This year’s college graduates have broken the record: not for their achievement, but for their debt. The class of 2016 has more student debt than any other in American history.
This is an unfortunate but unsurprising and worryingly ongoing trend. The class of 2015 was, at the time, the graduating class with the most student debt ever; before that, it was the class of 2014. And so on.
According to a report from Policy.Mic, based on data from the U.S. Department of Education's National Postsecondary Student Aid Study, “over 70% of the graduating class of 2016 took on an average of about $37,000 in student loans to finance their degree.” Nearly 72% of students in America today have to take on debt in pursuit of an education, thanks to a fatal cocktail of increasing costs and decreased government funding for our educational system. This doesn’t apply only to pricier private institutions, either, as most college students attend public institutions, whose costs have also substantially rose in the past few decades.

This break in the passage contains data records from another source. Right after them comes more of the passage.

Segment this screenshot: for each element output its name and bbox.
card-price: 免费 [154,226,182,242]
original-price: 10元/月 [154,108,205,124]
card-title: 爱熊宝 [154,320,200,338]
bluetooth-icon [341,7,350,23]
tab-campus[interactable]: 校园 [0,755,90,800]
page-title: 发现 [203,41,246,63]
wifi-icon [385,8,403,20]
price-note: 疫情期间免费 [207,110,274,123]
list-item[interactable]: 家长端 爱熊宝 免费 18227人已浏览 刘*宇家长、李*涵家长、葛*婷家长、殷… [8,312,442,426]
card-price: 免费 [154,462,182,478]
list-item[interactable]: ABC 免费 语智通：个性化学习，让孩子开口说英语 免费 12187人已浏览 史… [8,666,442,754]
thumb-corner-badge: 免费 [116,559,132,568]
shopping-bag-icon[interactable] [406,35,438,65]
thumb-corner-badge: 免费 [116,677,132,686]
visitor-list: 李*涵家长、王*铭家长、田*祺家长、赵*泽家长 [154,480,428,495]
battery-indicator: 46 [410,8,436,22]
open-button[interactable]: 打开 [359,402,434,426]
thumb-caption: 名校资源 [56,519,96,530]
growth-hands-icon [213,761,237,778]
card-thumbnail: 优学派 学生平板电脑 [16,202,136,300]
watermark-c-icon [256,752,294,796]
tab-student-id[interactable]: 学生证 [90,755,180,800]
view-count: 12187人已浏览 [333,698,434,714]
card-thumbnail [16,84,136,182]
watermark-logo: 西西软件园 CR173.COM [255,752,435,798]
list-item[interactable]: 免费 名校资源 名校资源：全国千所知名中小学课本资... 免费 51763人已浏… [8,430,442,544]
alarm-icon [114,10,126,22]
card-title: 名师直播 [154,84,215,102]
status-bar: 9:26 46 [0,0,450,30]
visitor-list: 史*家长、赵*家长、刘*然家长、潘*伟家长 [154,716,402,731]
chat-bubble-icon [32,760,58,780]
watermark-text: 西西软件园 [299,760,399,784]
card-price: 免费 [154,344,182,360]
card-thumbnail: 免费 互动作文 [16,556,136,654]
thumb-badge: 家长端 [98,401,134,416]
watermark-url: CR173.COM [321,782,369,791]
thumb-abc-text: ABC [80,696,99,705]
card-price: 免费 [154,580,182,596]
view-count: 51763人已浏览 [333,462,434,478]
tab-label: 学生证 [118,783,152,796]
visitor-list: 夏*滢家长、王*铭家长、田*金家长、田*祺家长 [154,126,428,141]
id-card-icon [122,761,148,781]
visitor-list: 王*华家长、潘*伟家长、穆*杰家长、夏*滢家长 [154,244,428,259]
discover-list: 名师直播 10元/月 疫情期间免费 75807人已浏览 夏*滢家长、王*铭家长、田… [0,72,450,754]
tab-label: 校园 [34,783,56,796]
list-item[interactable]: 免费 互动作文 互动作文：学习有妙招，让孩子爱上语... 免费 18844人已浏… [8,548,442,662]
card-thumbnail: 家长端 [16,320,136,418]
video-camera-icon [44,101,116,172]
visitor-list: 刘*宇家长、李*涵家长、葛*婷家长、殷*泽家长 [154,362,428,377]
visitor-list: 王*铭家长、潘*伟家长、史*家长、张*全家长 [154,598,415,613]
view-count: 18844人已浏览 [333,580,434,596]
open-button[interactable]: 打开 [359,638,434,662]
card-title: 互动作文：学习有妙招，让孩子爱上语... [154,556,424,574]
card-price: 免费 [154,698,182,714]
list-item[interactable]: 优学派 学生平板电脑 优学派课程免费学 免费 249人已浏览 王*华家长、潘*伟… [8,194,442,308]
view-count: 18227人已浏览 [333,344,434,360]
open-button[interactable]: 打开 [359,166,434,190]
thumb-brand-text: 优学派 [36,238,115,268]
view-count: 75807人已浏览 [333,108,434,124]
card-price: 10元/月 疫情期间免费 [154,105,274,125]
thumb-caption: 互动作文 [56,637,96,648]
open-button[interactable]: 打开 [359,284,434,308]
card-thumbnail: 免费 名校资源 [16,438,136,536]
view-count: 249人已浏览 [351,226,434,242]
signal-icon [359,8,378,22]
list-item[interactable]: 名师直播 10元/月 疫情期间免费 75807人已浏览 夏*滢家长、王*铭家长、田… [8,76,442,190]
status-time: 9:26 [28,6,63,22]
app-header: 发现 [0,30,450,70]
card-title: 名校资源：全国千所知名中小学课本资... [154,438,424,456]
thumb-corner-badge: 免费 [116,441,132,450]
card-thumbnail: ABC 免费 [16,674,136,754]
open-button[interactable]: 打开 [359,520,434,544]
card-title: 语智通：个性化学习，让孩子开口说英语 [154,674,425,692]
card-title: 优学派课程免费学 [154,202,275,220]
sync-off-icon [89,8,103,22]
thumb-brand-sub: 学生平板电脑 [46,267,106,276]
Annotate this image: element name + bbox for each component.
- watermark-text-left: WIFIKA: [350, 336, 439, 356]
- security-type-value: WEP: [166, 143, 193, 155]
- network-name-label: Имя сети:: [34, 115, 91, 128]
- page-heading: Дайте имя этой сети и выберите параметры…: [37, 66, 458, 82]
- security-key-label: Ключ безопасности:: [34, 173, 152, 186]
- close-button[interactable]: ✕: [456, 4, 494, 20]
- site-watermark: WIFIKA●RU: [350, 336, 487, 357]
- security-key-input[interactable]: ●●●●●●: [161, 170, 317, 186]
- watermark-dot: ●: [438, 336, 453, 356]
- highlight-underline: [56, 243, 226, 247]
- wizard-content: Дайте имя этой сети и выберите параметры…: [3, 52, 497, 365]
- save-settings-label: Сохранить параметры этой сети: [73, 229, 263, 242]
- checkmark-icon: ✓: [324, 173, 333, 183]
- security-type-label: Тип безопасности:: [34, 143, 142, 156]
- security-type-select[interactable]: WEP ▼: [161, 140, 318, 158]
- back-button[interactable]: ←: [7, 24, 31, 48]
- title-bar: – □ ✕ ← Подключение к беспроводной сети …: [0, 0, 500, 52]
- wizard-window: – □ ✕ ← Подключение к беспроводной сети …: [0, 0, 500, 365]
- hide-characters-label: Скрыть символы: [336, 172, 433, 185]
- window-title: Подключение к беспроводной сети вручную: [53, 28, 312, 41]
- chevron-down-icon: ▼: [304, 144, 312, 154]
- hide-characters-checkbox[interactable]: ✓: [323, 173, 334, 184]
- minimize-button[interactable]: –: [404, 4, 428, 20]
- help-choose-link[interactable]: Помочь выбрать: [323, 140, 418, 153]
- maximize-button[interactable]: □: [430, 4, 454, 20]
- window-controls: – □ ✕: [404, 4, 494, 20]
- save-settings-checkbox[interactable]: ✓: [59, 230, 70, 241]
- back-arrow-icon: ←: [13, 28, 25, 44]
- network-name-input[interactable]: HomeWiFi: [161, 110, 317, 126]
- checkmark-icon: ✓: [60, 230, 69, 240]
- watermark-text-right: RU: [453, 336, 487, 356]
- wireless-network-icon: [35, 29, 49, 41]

The consequences are legion, and they are frightening. It takes the average student about 20 years to pay off their loans, accounting for interest rates multiplying the initial cost of their education over time. This not only compromises the cost of living here and now, it’s saddled graduates so that they’re unable to put away as much money into savings for the future.
In light of this crisis, Bloomberg reported on a poll which says 1 in 5 students spend some of their student loan payouts for fun things like vacations and going out, as if that has any bearing in a lifetime hindered by debt.